Emulators replicate the functionality of a past platform while also leveraging the additional affordances offered by the emulation host. For example, MAME features a memory editor and dissembler that allows users to edit a games code as it runs, viewing changes of the end user experience immediately. In this case the emulator takes a system that was designed purely for the ‘play only’ consumer space and augments it with a developer level interface. With the additional use of an assembler package and an eprom burner, it is possible to transfer this new code creation to an eprom chip, and in turn to an arcade PCB, thus allowing the hacked game to be played through the original arcade hardware platform.
When a game originally designed for playback on a cathode ray tube display is presented through the clear viewfield of an LCD or LED display, its gains pixel sharp clarity, but also loses part of the original monitor colouration that was taken into consideration by game designers. The CRT filter built into the Atari 2600 emulator Stella addresses this issue, allowing for image ghosting and colour mixing that helps to partially mask the systems high level of sprite flickering. Similarly, the SLG-1000 hardware device by Arcade Forge recreates the scanlines of bulky CRT tubes on flat panel HD displays, improving aesthetic authenticity when playing classic games by embracing an outdated display limitation into an essential feature.

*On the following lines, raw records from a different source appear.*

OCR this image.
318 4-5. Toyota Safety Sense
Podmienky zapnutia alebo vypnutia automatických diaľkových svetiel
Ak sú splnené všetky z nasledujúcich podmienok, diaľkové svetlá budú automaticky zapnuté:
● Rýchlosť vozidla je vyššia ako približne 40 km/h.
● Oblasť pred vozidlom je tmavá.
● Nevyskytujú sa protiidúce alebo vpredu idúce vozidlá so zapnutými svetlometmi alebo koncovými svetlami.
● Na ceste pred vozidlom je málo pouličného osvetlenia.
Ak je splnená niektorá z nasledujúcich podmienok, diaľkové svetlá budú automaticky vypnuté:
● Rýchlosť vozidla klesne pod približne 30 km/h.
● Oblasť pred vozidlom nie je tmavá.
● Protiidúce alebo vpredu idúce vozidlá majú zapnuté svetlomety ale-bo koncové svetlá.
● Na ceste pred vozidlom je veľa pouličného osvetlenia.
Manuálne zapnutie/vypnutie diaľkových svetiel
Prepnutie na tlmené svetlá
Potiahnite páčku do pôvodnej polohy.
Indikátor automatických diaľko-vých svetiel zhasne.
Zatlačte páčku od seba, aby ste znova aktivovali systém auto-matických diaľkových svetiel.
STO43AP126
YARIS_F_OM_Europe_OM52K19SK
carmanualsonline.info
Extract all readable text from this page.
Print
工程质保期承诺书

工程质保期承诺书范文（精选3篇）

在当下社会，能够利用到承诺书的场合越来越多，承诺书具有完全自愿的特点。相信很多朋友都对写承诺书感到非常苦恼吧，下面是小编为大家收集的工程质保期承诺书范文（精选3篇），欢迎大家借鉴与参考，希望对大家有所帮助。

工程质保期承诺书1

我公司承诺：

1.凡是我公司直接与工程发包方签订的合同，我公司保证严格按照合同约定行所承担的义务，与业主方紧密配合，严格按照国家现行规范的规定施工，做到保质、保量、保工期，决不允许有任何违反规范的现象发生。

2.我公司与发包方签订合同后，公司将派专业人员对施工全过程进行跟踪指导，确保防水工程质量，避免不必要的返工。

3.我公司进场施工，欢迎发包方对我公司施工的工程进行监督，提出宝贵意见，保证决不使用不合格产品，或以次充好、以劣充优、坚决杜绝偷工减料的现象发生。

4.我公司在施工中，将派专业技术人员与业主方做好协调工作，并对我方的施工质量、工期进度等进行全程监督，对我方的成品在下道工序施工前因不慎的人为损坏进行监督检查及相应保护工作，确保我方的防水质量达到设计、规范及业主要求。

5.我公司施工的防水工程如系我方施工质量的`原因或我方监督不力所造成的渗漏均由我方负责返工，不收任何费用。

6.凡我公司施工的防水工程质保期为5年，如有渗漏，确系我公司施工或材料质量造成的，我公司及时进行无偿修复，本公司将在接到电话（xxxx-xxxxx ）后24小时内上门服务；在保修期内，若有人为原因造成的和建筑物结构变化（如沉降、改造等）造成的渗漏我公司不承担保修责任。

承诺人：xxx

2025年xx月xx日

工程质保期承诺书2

The Physiology of an Arcade Cabinet:
In comparison to their home computers and videogame consoles, the underlying technology powering arcade videogame platforms is lesser known. Each arcade PCB is a standalone computer. These devices range from bespoke PCBs for single games such as Pong, to standards based upon home console technologies like the Sega Naomi which is closely related to the Sega Dreamcast console, to adapted PC compatible machines.
One main unifying standard between the disperate hardware types is the JAMMA standard. It is not the only standard of its kind, but it is the most prolific. Up until 1985 arcade game manufacturers used a variety of different wiring systems in the design of their cabinets. This lack of hardware interchangeability led to increased costs for arcade owners, who had to replace entire cabinets each time they bought a new game. The JAMMA standard agreed by the Japanese Arcade Amusement Manufacturers Association introduced a 56 pin connection for connecting game PCBs to cabinets, allowing the exchange of JAMMA PCBs between compatible machines in a manner similar to the process of swapping a game cartridge on a home console system. These pins allow the connection of a power source, speakers, monitor, coin-slot switch, and the action buttons and joysticks or other controller peripherals.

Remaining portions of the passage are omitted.